The result: “We put in 525 megawatts of utility-scale solar.” Georgia has since commissioned an additional 1,200 megawatts, and now has more than $1.9 billion invested in solar of all types, he says. Next-door neighbor Florida has followed suit, switching on three 74.5-megawatt solar plants last year, with four more to come in 2017. North Carolina and Texas also have big projects underway. 

Workers install panels last year at the Babcock Solar Energy project in Punta Gorda, Florida. The project is one of eight new utility-scale solar farms in the state set to be completed by early 2018. 

Workers install panels last year at the Babcock Solar Energy project in Punta Gorda, Florida. The project is one of eight new utility-scale solar farms in the state set to be completed by early 2018.  Florida Power & Light

Utility-scale solar’s progress is so striking that even some former skeptics have changed their minds about the industry. Robert McCullough, a long-time energy analyst, says he used to consider utility-scale solar’s prospects as basically hype. “I’d been hearing that all of this is just around the corner, and then one day it was staring me in the face,” says McCullough, principal of the Oregon-based industry consulting firm McCullough Research. In the past couple of years, he said, cost shifts have been so astonishing that “now we have really quite a revolution going on… The scary thing is you’ve now heard this from a cynic.”

In the past seven years, the price tag for utility-scale solar in the U.S. dropped 85 percent, as equipment prices plunged, manufacturing techniques improved, and developers gained experience that enabled them to build projects more economically. 

While Western states still dominate the industry — more than 77 percent of the solar power generated nationwide last year came from west of the Rockies, according to the U.S. Energy Information Administration — solar is marching northward and eastward. 

‘No political party can deny how much progress has been made on prices for wind and solar in the last few years,’ says one expert.

Increased photovoltaic panel efficiency and other technological improvements are leading the way.
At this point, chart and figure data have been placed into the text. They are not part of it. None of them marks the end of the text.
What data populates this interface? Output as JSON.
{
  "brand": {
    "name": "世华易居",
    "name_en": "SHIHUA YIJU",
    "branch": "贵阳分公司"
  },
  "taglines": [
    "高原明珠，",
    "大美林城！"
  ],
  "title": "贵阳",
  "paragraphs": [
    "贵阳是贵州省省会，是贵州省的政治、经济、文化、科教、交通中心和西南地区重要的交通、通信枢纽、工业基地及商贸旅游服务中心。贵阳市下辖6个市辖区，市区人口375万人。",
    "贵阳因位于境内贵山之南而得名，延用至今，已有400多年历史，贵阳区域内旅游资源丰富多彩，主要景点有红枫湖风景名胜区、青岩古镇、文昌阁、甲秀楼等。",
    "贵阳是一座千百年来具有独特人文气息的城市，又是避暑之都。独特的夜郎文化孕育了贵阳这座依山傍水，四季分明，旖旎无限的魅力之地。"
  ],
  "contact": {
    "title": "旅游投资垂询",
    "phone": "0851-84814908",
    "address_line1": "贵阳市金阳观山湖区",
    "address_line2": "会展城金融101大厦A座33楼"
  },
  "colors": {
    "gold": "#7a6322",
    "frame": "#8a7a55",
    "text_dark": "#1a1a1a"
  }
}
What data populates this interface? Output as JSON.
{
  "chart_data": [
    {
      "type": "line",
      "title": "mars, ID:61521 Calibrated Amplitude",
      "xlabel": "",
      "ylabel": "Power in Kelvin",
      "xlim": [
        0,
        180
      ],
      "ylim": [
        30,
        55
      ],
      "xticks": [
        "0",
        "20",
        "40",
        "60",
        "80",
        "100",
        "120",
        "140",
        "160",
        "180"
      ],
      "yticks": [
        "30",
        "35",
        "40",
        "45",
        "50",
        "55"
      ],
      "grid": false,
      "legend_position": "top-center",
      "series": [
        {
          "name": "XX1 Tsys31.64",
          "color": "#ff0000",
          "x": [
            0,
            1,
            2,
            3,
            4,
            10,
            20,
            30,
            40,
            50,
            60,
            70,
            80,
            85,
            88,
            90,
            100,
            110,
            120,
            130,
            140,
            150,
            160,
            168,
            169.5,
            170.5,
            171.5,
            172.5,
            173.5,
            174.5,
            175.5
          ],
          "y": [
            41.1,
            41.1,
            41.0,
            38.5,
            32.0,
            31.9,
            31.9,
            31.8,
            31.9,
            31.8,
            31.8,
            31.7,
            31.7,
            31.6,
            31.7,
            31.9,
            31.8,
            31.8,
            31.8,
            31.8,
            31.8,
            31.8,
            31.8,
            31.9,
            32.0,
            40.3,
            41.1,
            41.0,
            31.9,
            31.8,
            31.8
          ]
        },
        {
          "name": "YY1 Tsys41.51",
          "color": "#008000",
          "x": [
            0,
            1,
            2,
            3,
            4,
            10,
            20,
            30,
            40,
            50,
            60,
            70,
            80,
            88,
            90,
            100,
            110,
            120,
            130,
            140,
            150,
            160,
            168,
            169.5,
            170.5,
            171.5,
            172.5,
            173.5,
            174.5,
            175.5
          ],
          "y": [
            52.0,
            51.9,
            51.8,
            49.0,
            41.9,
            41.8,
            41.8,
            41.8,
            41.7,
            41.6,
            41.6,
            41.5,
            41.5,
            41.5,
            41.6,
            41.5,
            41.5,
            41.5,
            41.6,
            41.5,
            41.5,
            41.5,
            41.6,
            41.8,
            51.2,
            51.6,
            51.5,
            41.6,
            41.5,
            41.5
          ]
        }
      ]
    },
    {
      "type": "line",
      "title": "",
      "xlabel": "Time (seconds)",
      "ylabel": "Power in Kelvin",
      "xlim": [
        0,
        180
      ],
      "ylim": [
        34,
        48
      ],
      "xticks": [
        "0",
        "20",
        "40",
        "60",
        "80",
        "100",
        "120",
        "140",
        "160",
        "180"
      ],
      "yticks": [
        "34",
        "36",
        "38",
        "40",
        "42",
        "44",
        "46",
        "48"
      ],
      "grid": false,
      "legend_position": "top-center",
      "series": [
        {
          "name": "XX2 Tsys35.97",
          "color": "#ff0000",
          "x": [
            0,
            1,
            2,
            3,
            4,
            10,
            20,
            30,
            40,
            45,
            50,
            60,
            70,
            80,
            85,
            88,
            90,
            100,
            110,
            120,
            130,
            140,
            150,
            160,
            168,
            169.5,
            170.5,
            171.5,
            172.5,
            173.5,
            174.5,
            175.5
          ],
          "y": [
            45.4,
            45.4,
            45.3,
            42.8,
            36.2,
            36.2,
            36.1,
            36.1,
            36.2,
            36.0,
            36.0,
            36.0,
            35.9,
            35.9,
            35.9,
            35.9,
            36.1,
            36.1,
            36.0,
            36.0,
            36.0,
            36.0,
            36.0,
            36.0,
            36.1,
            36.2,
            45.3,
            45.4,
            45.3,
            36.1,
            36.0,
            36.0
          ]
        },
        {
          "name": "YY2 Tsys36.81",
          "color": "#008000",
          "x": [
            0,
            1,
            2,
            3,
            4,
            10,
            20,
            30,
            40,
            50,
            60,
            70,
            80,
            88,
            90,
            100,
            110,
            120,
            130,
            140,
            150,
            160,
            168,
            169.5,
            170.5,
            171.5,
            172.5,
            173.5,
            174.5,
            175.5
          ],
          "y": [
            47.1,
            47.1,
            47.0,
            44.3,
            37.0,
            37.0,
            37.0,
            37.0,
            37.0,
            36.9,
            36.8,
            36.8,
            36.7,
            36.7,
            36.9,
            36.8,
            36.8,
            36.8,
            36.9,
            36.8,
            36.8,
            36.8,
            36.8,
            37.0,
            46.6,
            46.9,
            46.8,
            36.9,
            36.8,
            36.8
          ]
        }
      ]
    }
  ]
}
New designs allow photovoltaic modules to harvest the weak early morning and evening light, making short days longer. Trackers that follow the sun across the sky increase yield, enabling projects in cloudy places like Oregon. And in Minnesota, the “unique challenges of a colder climate,” as North Star Solar developer Chase Whitney of Community Solar Energy put it, have been addressed with solutions like panels that can essentially shake off snow. 

Obstacles do remain. The nation’s outdated transmission system can’t efficiently handle the renewable energy influx. Peak output from solar and wind farms is often wasted by an overloaded electric grid. More and better electricity storage is urgently needed. And in addition to federal efforts to thwart clean energy programs, numerous Republican-controlled state legislatures are considering legislation to reduce or eliminate funding for renewable energy incentives and initiatives.

But with falling costs and a jam-packed pipeline of projects ahead, analysts say big solar should be able to maintain its momentum without the government at its back. “It all ties back to economics,” Kammen says. “No political party can deny how much progress has been made on prices for wind and solar — but in particular solar — in the last few years.”

Georgia’s McDonald agrees. “The sun’s going to shine 60 years from now,” he says, “and those electrons are free. They’re free to me, they’re free to utilities, they’re free to everybody.”

Correction, March 24, 2016: An earlier version of this article incorrectly stated the location of the Chernobyl radioactive site. It is in Ukraine, not Russia.